Znowu spadam. Znowu. Kurde mole w pytke jeża. Znowu wszystkie misterne niteczki wymykają mi się z rąk. Kim jesteśmy i dokąd zmierzamy. Japierdziele. Jak to wszystko ogarnąć i poskładać do kupy. Gdzie mam szukać sensu? Gdzie jeśli nie w sobie. Ale nie, tutaj nic nie ma. Pusto. Wiater wieje, hula jak po pustynnych bezkresach. 

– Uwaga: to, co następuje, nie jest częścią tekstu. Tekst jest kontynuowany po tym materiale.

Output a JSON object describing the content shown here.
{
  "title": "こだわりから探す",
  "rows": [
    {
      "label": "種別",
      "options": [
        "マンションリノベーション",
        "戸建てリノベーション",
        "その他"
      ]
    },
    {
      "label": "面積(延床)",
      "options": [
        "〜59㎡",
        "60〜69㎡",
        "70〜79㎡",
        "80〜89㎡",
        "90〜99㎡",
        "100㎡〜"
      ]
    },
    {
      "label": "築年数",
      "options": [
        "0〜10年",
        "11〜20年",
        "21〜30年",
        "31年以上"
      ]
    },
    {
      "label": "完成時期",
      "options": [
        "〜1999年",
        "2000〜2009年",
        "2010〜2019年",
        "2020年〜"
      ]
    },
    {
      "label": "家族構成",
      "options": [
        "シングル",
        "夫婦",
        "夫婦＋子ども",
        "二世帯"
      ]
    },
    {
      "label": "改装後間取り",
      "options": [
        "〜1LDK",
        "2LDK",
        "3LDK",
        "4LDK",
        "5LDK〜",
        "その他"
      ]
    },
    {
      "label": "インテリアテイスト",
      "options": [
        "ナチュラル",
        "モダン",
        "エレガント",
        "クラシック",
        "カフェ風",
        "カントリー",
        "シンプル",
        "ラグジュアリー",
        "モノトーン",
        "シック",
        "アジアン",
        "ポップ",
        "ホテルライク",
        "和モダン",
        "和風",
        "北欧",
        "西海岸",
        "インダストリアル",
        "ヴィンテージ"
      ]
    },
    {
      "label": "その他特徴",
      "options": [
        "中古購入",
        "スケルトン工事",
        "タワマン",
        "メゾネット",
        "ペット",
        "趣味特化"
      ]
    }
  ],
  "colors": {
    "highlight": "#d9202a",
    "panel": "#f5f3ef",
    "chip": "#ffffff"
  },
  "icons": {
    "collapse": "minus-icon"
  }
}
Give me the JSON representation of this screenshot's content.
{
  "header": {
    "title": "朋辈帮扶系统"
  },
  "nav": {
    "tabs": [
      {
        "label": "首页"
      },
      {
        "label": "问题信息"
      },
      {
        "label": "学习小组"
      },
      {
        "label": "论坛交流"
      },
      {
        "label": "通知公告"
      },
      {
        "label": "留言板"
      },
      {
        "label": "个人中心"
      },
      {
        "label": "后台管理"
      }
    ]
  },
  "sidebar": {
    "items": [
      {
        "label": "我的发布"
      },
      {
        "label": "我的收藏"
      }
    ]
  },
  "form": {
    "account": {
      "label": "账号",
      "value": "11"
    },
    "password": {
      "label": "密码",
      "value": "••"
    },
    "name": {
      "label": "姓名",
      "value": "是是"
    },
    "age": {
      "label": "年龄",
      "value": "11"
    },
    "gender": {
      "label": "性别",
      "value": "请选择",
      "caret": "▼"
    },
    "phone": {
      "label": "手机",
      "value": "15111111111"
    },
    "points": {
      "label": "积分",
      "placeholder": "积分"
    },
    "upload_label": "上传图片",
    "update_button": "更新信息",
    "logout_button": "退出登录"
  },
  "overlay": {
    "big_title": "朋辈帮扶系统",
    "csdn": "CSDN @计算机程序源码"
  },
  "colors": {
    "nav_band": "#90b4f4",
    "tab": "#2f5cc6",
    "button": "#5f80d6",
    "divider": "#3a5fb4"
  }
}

Pisiont twarzy oldziaka. Śmieję się sobie w lustro. I zastanawiam się czy to już schizofrenia. Czy któraś z tych twarzy jest prawdziwa. A może wszystkie? Bo każda jest mną. Oldziak słodziak, a jednak silna i niezależna, najlepsza, najgorsza, mężna, krucha, dorosła, dziecinna, odważna, strachliwa, działająca i leniwa. Nie wiem co jest ze mną nie tak. Nie rozumi. Nie umi. Ludzie mi mówią: weź się w garść! Och faktycznie! Bo to przecież takie proste. Takie cudownie rozkosznie łatwe. Nie lubię trudności. Nie lubię jak coś mi się sypie. Nienawidzę. Dostaję mentalnych mdłości jak ktoś mi mówi: musimy porozmawiać. I zastanawiam się czy właśnie któraś z utkanych przeze mnie niteczek nie pęka. Mamuniu. Jak to mówił mój ojciec, ciężko jest lekko żyć. I już sama nie wiem czy jestem tak zakłamana, że nie wiem kim jest osoba w lustrze przede mną, czy o może cały czas ja i moje małe urojenia. Stęskniłam się za poczuciem bezpieczeństwa. Już dawno się tak nie czułam. Nie czułam już od dawna, ze moje życie jest poukładane i w kupie.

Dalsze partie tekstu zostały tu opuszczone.